Interesting discussion. I'll chuck in my usual comment that dumping everything into one box and calling it T2 diabetes tends to confuse the issue. I keep coming back to the idea that there should be, to start with, two sub groups. IRT2 -T2 due to insulin resistance and IIT2 - T2 due to insulin insufficiency.
The idea that losing weight and then eating any old diet that maintains that weight loss works well for those with IRT2 caused by excess fat around the body. Keep the weight down, a good idea for all sorts of reasons, and the diabetes is no longer a problem no matter what you eat and that is something that can be called remission.
When it comes to IIT2 things are a bit different. In that case, there is a limit to the amount of glucose the system can deal with and any old diet is not going to work. If you do not limit carb intake when your body weight is OK then your blood glucose will rise whilst your weight stays the same. To me that is not remission, it is best described as control.
Personally I consider myself in the second category. BMI fine, HbA1c well below diagnosis level but I reckon a slice of flapjack would give me a double figure spike and readjusting my diet to double the carb intake without a calorie boost would soon put me over the diagnosis level without any weight increase. It's a guess, and would need a trial to confirm, but it is one experiment I am not going to do.

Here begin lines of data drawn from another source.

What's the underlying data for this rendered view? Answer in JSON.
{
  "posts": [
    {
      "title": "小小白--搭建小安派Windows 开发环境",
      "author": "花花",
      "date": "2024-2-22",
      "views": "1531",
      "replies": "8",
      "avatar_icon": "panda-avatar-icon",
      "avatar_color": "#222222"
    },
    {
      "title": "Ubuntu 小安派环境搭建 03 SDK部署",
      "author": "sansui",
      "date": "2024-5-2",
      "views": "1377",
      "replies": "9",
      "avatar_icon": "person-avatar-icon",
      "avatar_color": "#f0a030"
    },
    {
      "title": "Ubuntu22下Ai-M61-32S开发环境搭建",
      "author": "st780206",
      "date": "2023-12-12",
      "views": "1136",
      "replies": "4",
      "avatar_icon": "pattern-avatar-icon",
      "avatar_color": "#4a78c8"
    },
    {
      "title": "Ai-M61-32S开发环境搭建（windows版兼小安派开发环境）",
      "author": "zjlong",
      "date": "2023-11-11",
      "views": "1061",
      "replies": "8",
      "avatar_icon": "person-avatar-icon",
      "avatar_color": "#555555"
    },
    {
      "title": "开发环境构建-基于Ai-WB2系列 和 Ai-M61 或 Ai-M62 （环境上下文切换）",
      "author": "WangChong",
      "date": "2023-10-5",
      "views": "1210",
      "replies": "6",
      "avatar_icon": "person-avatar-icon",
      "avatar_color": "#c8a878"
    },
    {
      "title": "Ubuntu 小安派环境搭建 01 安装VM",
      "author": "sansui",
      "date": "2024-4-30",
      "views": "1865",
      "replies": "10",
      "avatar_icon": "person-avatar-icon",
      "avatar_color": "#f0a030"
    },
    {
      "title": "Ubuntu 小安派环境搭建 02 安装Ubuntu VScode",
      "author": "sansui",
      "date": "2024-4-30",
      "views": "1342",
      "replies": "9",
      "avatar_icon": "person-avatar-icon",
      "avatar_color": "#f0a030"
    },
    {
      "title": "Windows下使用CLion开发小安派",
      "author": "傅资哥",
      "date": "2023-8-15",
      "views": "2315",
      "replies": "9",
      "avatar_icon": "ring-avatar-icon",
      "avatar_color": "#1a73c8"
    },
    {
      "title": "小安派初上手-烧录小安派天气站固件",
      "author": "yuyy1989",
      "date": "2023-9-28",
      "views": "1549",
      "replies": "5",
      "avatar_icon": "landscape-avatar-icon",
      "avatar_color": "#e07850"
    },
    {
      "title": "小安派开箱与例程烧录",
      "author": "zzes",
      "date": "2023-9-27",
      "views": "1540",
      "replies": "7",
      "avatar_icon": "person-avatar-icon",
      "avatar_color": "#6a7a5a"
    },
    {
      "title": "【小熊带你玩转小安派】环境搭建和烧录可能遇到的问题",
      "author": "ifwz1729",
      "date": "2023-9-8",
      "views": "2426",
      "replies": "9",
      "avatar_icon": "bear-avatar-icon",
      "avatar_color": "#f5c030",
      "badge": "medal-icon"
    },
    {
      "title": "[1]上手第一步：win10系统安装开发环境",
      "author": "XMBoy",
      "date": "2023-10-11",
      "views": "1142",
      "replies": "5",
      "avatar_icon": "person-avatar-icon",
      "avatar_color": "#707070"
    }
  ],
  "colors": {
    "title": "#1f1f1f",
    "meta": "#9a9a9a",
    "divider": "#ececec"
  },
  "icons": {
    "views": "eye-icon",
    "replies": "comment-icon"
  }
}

One of the things I find most frustrating is that once T1 is ruled out, no effort is made to identify the underlying reason for high blood glucose for any individual. Casting the runes seems to be the order of the day and how you get on has more to do with the luck of the rune caster than objective science. You also get analysis heavily influenced by opinion and prejudice, and that may have something to do with the origins of this discussion.